Ci furono in tempi migliori progetti di attraversamento in tunnel di tutto il Parco. Poi altri ancora più piccoli e praticabili.
Oggi non è tempo di riesumare questi sogni.
Oggi è tempo di chiedere allo Stato, alla Regione ed al Comune di istituire un sistema di controllo telematico della velocità, imponendo quella velocità dei 30 km/ ora, che sono già realtà i tanti centri storici d’Europa e d’Italia. E che vanno reclamati a gran voce per una arteria che corre al centro di una area archeologica, difesa, osannata, cantata ed alla fine ottenuta nel corso di 60 anni, a partire dal 1955. (Primo articolo di Antonio Cederna).
Lo diciamo battendo i pugni sul tavolo. Lo dovrebbero fare tanti altri oltre noi, a cominciare dalle Istituzioni pubbliche spesso alle prese da corse in avanti verso ambigue sostenibilità, lo dovrebbero fare tutte le componenti economiche che vivono il grande business del Turismo.
Poiché le disillusioni e le giuste lagnanze di chi incappa in “questo inferno” non faranno bene al buon nome di Roma ed a tutto ciò che ad esso si lega.
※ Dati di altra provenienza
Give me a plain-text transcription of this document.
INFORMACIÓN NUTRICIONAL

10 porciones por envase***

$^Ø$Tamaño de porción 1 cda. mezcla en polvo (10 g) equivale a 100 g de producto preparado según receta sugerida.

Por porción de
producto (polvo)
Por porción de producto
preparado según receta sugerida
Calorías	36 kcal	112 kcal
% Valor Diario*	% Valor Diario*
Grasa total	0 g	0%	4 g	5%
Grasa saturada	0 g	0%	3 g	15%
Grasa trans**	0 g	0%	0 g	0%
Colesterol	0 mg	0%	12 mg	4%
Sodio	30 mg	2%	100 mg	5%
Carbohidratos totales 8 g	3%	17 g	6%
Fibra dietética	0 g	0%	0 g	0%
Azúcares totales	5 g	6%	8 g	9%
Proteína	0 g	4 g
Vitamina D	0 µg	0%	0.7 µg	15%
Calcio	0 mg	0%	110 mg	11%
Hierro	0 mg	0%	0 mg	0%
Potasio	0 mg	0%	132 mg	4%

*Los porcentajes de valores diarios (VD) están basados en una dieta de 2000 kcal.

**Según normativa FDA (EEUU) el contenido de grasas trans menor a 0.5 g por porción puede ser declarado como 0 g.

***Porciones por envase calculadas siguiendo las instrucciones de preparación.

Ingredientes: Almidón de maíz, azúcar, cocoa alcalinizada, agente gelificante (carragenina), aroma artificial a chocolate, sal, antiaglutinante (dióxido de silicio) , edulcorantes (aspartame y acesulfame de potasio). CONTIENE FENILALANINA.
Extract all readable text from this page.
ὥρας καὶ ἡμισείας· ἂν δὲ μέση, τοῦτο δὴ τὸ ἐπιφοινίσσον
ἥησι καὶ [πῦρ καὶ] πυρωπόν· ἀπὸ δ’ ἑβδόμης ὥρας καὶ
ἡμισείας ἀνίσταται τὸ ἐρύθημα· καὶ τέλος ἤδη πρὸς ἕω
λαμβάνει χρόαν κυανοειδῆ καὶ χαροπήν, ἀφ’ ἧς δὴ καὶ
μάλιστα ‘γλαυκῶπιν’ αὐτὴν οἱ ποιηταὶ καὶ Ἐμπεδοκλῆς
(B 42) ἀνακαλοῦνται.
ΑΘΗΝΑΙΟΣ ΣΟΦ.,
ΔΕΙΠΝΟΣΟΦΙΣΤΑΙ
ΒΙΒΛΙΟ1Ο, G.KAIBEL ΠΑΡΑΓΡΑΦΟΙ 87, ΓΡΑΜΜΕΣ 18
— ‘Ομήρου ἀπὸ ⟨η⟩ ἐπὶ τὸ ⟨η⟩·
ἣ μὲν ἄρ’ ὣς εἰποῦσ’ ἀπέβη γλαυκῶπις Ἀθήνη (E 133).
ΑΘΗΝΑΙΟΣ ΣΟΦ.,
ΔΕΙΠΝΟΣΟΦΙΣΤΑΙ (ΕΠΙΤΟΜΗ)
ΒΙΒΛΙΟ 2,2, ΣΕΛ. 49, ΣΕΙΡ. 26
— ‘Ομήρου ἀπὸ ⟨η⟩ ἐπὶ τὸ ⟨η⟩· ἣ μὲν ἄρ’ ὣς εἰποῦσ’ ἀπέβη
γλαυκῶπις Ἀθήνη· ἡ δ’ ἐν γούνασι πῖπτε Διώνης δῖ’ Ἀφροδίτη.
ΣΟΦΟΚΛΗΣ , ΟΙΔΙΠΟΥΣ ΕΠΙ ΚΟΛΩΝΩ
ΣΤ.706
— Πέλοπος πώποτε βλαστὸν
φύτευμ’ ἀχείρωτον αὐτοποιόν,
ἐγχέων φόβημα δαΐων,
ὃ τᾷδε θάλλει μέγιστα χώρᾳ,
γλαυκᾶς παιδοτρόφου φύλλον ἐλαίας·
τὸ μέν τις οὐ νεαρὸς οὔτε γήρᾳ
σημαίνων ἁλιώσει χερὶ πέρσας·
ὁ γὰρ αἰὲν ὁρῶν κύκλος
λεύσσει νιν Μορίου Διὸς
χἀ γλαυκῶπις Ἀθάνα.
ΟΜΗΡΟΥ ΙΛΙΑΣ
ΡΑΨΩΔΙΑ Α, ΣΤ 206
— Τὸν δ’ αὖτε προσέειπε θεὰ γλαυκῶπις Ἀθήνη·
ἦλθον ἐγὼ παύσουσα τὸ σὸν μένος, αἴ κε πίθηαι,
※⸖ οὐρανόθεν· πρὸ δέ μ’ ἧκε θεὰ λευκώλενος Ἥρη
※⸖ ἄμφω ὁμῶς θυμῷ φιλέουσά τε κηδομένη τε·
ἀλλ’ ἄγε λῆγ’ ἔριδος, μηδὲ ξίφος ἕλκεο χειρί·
Nel frattempo sembra che l’intorpidimento politico verso la grande svolta urbanistica e culturale che portò alla legge sui Parchi regionali ed alla felice gestione dell’Appia Archeologica sotto il Soprintendente La Regina, abbia il sopravvento su tutto.
L’ Appia annovera proprietà pubbliche importanti nella Caffarella comunale con circa 150 ettari, nel Parco degli Acquedotti comunale con altri 150 ettari,
Nel Circo di Massenzio Comunale (20-25 Ha) ed ancora nella Villa dei Quintili giunta a 30 fantastici ettari con l’aggiunta della tenuta di Santa Maria Nova. Ed ancora i 40 ettari tutti ad Est della Villa dei Sette Bassi e con il gioiello delle Tombe Latine.
Ciò non può tuttavia tranquillizzare. Il Parco nasce con un corredo assai pesante di Ville di lusso che costeggiano da vicino e subito al di là delle macere la via antica e basolata. Che hanno materializzato una vera e propria configurazione urbanistica solida e immodificabile ed impenetrabile. Un pesante fardello, che non si è riusciti a scalfire neppure intorno a Cecilia Metella, nel nobile scopo di restituire alla vista ed alla vista il circuito murario del Castrum Caetani.
Nei lunghi anni nulla a partire dal 97 nulla è accaduto di positivo nella conservazione delle tenute agricole storiche gravitanti intorno alla zona monumentale centrale, se non il loro abbandono, la lenta decadenza di casali storici, aggravato il tutto da divieti di transito sempre più preoccupanti per i visitatori e per la sentieristica che non decolla. E da piccolo abusivismo.
Ad una consistenza di Pubblico demanio che si incontra in senso longitudinale, parallelo all’Appia, non corrisponde una altrettanto importante e valida consistenza di Pubblico Demanio in senso trasversale, che consenta ai cittadini di appropriarsi di un percorso irrinunciabile da Tor Marancia alla Caffarella ed agli Acquedotti. Che consenta di leggere e di godere dei margini della Colata lavica, (Farnesiana) che sopraelevata sulla città dà misura e dimensione al grande bene territoriale. Dove quel paesaggio e quei casali devono essere assolutamente acquisiti insieme all’ unico bosco originario: il bosco Farnese. Ed ancora per poter localizzare gli insediamenti medioevali posti in quell’ altipiano di Capo di Bove, per poi spaziare verso est al di là dell’Appia su campi coltivati (Olivetaccio).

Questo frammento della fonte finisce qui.